The current transformation of the U.S. Army involves some of the same sleight of hand seen during earlier periods of reform. Take, for example, the status of engineer units. Since World War II, there have been two kinds of engineer units; the kind that operated at the front line (combat engineers) and those who built stuff further back (construction engineers.) In the 1970s, Congress got angry over what it perceived as a bad tooth (combat units) to tail (support units) ratio. Part of the army solution to that problem was simply to reclassify some non-combat units as combat units. This was done liberally with engineer construction battalions. There were already engineer groups (a World War II leftover) that often had both construction and combat engineer battalions. These groups were re-labeled as combat units.

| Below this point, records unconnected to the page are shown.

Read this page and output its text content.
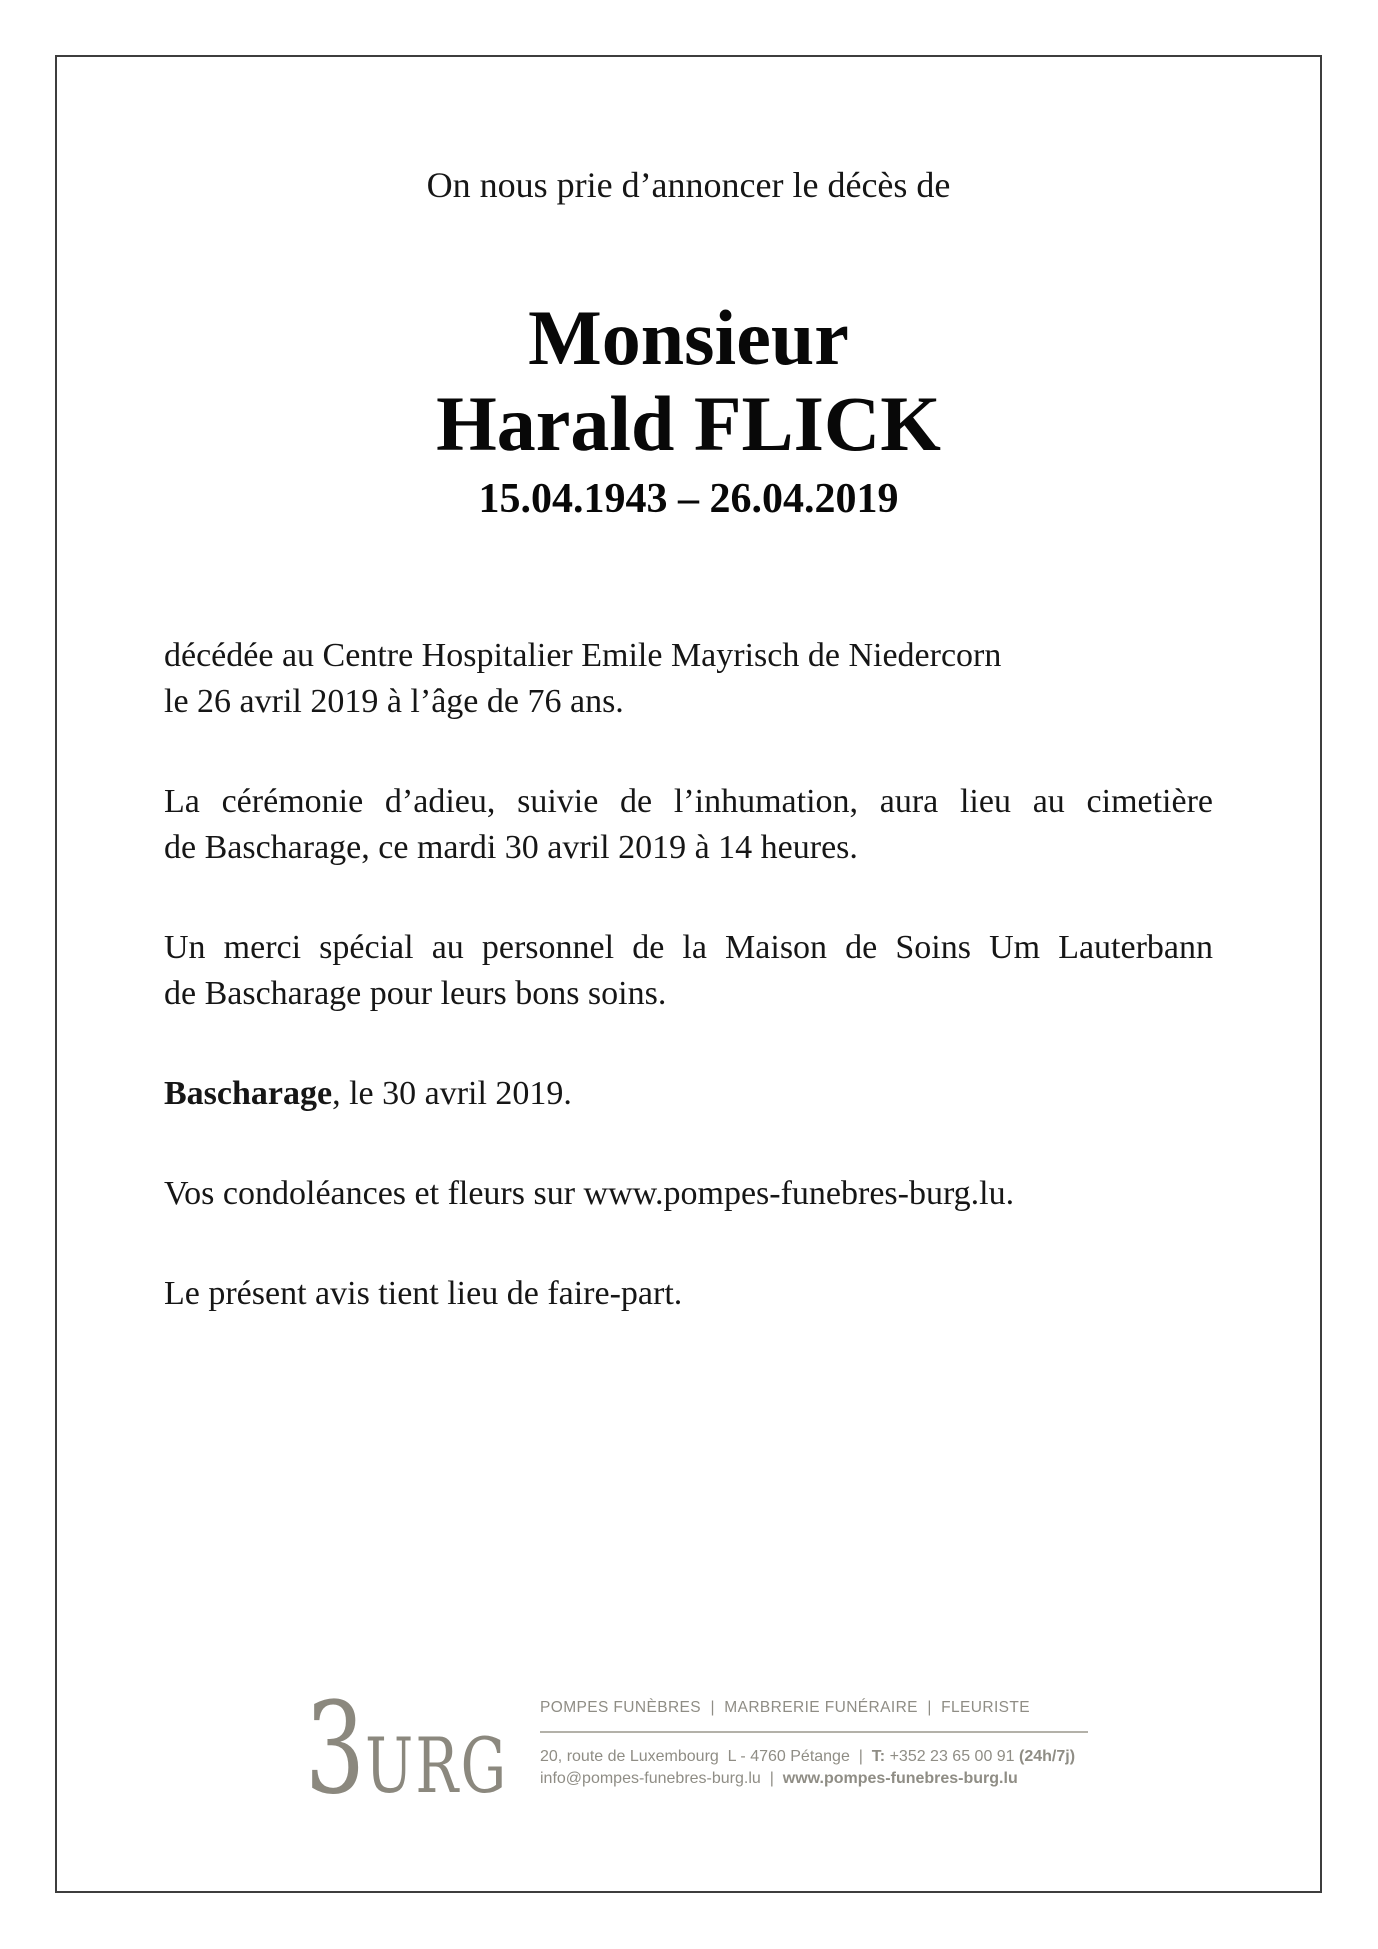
On nous prie d’annoncer le décès de
Monsieur
Harald FLICK
15.04.1943 – 26.04.2019
décédée au Centre Hospitalier Emile Mayrisch de Niedercorn
le 26 avril 2019 à l’âge de 76 ans.
La cérémonie d’adieu, suivie de l’inhumation, aura lieu au cimetière
de Bascharage, ce mardi 30 avril 2019 à 14 heures.
Un merci spécial au personnel de la Maison de Soins Um Lauterbann
de Bascharage pour leurs bons soins.
Bascharage, le 30 avril 2019.
Vos condoléances et fleurs sur www.pompes-funebres-burg.lu.
Le présent avis tient lieu de faire-part.
3URG
POMPES FUNÈBRES  |  MARBRERIE FUNÉRAIRE  |  FLEURISTE
20, route de Luxembourg  L - 4760 Pétange  |  T: +352 23 65 00 91 (24h/7j)
info@pompes-funebres-burg.lu  |  www.pompes-funebres-burg.lu
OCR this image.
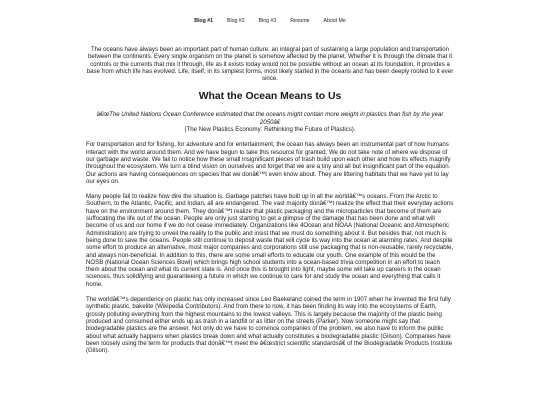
Blog #1	Blog #2	Blog #3	Resume	About Me

The oceans have always been an important part of human culture: an integral part of sustaining a large population and transportation between the continents. Every single organism on the planet is somehow affected by the planet. Whether it is through the climate that it controls or the currents that mix it through, life as it exists today would not be possible without an ocean at its foundation. It provides a base from which life has evolved. Life, itself, in its simplest forms, most likely started in the oceans and has been deeply rooted to it ever since.

What the Ocean Means to Us
â€œThe United Nations Ocean Conference estimated that the oceans might contain more weight in plastics than fish by the year 2050â€
(The New Plastics Economy: Rethinking the Future of Plastics).

For transportation and for fishing, for adventure and for entertainment, the ocean has always been an instrumental part of how humans interact with the world around them. And we have begun to take this resource for granted. We do not take note of where we dispose of our garbage and waste. We fail to notice how these small insignificant pieces of trash build upon each other and how its effects magnify throughout the ecosystem. We turn a blind vision on ourselves and forget that we are a tiny and all but insignificant part of the equation. Our actions are having consequences on species that we donâ€™t even know about. They are littering habitats that we have yet to lay our eyes on.

Many people fail to realize how dire the situation is. Garbage patches have built up in all the worldâ€™s oceans. From the Arctic to Southern, to the Atlantic, Pacific, and Indian, all are endangered. The vast majority donâ€™t realize the effect that their everyday actions have on the environment around them. They donâ€™t realize that plastic packaging and the microparticles that become of them are suffocating the life out of the ocean. People are only just starting to get a glimpse of the damage that has been done and what will become of us and our home if we do not cease immediately. Organizations like 4Ocean and NOAA (National Oceanic and Atmospheric Administration) are trying to unveil the reality to the public and insist that we must do something about it. But besides that, not much is being done to save the oceans. People still continue to deposit waste that will cycle its way into the ocean at alarming rates. And despite some effort to produce an alternative, most major companies and corporations still use packaging that is non-reusable, rarely recyclable, and always non-beneficial. In addition to this, there are some small efforts to educate our youth. One example of this would be the NOSB (National Ocean Sciences Bowl) which brings high school students into a ocean-based trivia competition in an effort to teach them about the ocean and what its current state is. And once this is brought into light, maybe some will take up careers in the ocean sciences, thus solidifying and guaranteeing a future in which we continue to care for and study the ocean and everything that calls it home.

The worldâ€™s dependency on plastic has only increased since Leo Baekeland coined the term in 1907 when he invented the first fully synthetic plastic, bakelite (Wikipedia Contributors). And from there to now, it has been finding its way into the ecosystems of Earth, grossly polluting everything from the highest mountains to the lowest valleys. This is largely because the majority of the plastic being produced and consumed either ends up as trash in a landfill or as litter on the streets (Parker). Now someone might say that biodegradable plastics are the answer. Not only do we have to convince companies of the problem, we also have to inform the public about what actually happens when plastics break down and what actually constitutes a biodegradable plastic (Gilson). Companies have been loosely using the term for products that donâ€™t meet the â€œstrict scientific standardsâ€ of the Biodegradable Products Institute (Gilson).
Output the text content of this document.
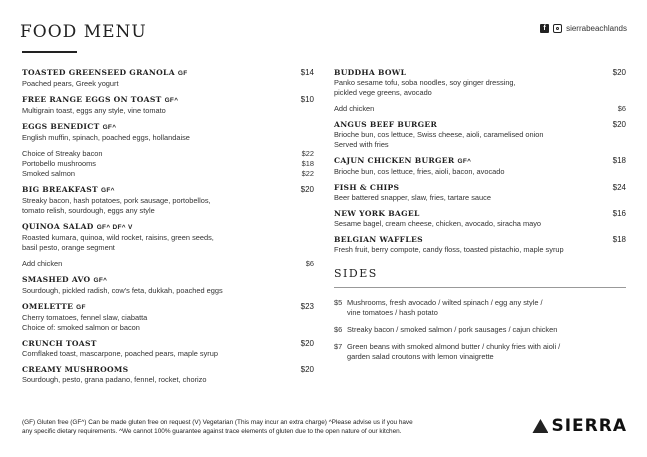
FOOD MENU	f	sierrabeachlands
TOASTED GREENSEED GRANOLA GF	$14
Poached pears, Greek yogurt
FREE RANGE EGGS ON TOAST GF^	$10
Multigrain toast, eggs any style, vine tomato
EGGS BENEDICT GF^
English muffin, spinach, poached eggs, hollandaise
Choice of Streaky bacon	$22
Portobello mushrooms	$18
Smoked salmon	$22
BIG BREAKFAST GF^	$20
Streaky bacon, hash potatoes, pork sausage, portobellos,
tomato relish, sourdough, eggs any style
QUINOA SALAD GF^ DF^ V
Roasted kumara, quinoa, wild rocket, raisins, green seeds,
basil pesto, orange segment
Add chicken	$6
SMASHED AVO GF^
Sourdough, pickled radish, cow's feta, dukkah, poached eggs
OMELETTE GF	$23
Cherry tomatoes, fennel slaw, ciabatta
Choice of: smoked salmon or bacon
CRUNCH TOAST	$20
Cornflaked toast, mascarpone, poached pears, maple syrup
CREAMY MUSHROOMS	$20
Sourdough, pesto, grana padano, fennel, rocket, chorizo
BUDDHA BOWL	$20
Panko sesame tofu, soba noodles, soy ginger dressing,
pickled vege greens, avocado
Add chicken	$6
ANGUS BEEF BURGER	$20
Brioche bun, cos lettuce, Swiss cheese, aioli, caramelised onion
Served with fries
CAJUN CHICKEN BURGER GF^	$18
Brioche bun, cos lettuce, fries, aioli, bacon, avocado
FISH & CHIPS	$24
Beer battered snapper, slaw, fries, tartare sauce
NEW YORK BAGEL	$16
Sesame bagel, cream cheese, chicken, avocado, siracha mayo
BELGIAN WAFFLES	$18
Fresh fruit, berry compote, candy floss, toasted pistachio, maple syrup
SIDES
$5 Mushrooms, fresh avocado / wilted spinach / egg any style /
vine tomatoes / hash potato
$6 Streaky bacon / smoked salmon / pork sausages / cajun chicken
$7 Green beans with smoked almond butter / chunky fries with aioli /
garden salad croutons with lemon vinaigrette
(GF) Gluten free (GF^) Can be made gluten free on request (V) Vegetarian (This may incur an extra charge) ^Please advise us if you have
any specific dietary requirements. ^We cannot 100% guarantee against trace elements of gluten due to the open nature of our kitchen.	SIERRA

But nothing lasts forever. The current army reorganization is meant to put more support troops into combat brigades. That still leaves plenty of support units to be controlled by division headquarters, but not enough engineer battalions to form an engineer group. So many of the support units (engineer, chemical and Military Police) are now formed into Maneuver Enhancement Brigades. By taking the engineers out of their Engineer Group, and putting them into an Maneuver Enhancement Brigades, they now are easier to sell as combat units. Sometimes, its all in a name.
But at the same time, the U.S. Army is shrinking and reorganizing their engineers. Basically, all engineer functions will be performed by engineer companies (either combat engineers, or several different types of construction engineers.) There will still be engineer battalions, sort of, in the form of an engineer battalion headquarters unit that can control two, three four or more engineer companies. Most combat engineers will operate as company size units attached to combat brigades. The engineers are now considered part of maneuver enhancement forces, which also includes chemical warfare and military police units. The way things look now, there will be fewer engineer companies after the current reorganization, than before. The engineers are also unhappy at not getting new combat engineer vehicles (CEVs), especially the much anticipated Grizzly (which was based on the M-1 tank chassis.) Instead, they are using vehicles like the D-9 bulldozer, equipped with an armor kit. The D-9 has to be broken down a bit, and loaded on a tank transporter, to get anywhere. The Grizzly can operate just like the M-1 tank it is based on. The army believes that equipping M-1 tanks with plows and other special gear makes it unnecessary to have CEVs, and that the huge D-9 dozer, does stuff a CEV cant do. Time will tell. But life will never be the same in the army engineers.